Unternehmen im Bereich der Direktbeschaffung stehen unter wachsendem Druck, einen digitalen Fußabdruck zu erstellen, der zeigt, dass sie die gesetzlichen Vorschriften einhalten. Nehmen Sie die Medizinproduktebranche, in der die Rückverfolgbarkeit in der Lieferkette sehr wichtig ist. Auch für Wartungs- und Produktionszyklen werden digitale Partnerschaften immer wichtiger. Bevor wir über diese Technologien sprechen, müssen wir zunächst sicherstellen, dass die gesamte Konfiguration des eingehenden Materials ebenfalls digital ist. Wenn Sie diese Informationen manuell eingeben und abtippen müssen, wird der gesamte Prozess sehr schnell zusammenbrechen. Resilienz ist viel mehr als eine Versicherungspolice, sie ist eine Lizenz für die Zukunft.
Können Sie uns einige Beispiele dafür nennen, wie Quyntess mit Unternehmen zusammenarbeitet, um ihnen zu helfen, in Echtzeit auf veränderte Rahmenbedingungen zu reagieren?
Wir helfen einer Reihe von Unternehmen dabei, Prognosen und Schwankungen innerhalb der Lieferkette durch Automatisierung zu bewältigen.
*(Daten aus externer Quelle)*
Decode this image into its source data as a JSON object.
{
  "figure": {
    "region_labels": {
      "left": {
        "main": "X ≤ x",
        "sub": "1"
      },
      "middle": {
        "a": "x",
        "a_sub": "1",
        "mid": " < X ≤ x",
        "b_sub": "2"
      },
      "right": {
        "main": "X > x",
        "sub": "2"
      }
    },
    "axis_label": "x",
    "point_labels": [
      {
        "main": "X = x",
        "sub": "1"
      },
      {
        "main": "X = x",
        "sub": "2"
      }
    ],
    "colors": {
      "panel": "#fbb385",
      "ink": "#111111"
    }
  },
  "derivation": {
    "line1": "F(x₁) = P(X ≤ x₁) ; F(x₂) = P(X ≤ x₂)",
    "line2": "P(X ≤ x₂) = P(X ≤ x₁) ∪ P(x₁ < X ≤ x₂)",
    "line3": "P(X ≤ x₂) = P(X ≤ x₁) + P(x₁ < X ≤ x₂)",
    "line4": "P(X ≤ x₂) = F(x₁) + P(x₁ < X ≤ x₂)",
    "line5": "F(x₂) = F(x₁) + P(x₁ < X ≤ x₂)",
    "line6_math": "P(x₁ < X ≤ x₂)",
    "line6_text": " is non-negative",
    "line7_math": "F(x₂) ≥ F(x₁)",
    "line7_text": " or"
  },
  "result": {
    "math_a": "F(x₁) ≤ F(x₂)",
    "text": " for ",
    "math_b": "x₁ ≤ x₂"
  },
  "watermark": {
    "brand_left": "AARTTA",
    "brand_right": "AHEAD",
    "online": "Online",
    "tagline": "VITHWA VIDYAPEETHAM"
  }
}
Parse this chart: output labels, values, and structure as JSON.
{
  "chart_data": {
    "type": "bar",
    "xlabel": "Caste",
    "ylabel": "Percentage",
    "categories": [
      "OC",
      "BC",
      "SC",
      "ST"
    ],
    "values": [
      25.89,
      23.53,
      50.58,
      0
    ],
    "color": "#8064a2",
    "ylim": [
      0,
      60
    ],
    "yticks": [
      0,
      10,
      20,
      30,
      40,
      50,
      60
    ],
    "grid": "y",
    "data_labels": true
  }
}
Das bedeutet, dass Echtzeitdaten mit Produktionsplänen und Lagerbeständen verknüpft werden, so dass die Unternehmen genau wissen, wie sich Nachfrageschwankungen auf ihre Fähigkeit auswirken, die Produktion fortzusetzen.
Der Versand ist ein weiterer Bereich, in dem wir wichtige Unterstützung leisten. Selbst in den besten Zeiten ist die Beziehung zwischen Lieferanten, Käufern und Logistikanbietern ein heikler Tanz. Wenn dann noch eine schwankende Nachfrage und begrenzte Logistikkapazitäten hinzukommen, wird es sehr schwierig zu managen, vor allem wenn der Prozess teilweise auf Papier basiert. Mit einem Netzwerk wie Tradeshift ersetzen wir den parallelen 1:1-Austausch mit Lieferanten und Spediteuren durch eine orchestrierte Zusammenarbeit zwischen drei Parteien, was die Unternehmen viel flexibler macht und die Dinge in Bewegung bringt.
Und schließlich, und mit all dem verbunden, ist das Risiko-Dashboarding. Wir stellen zunehmend fest, dass der Wunsch nach mehr Metriken besteht, die sich speziell auf die Anfälligkeit eines bestimmten Lieferanten für eine Störung beziehen. Die Tatsache, dass wir diese Dashboards auf der Tradeshift-Plattform zur Verfügung stellen, macht es für Einkäufer und Lieferanten viel einfacher, Notfallpläne zu definieren und gemeinsam daran zu arbeiten.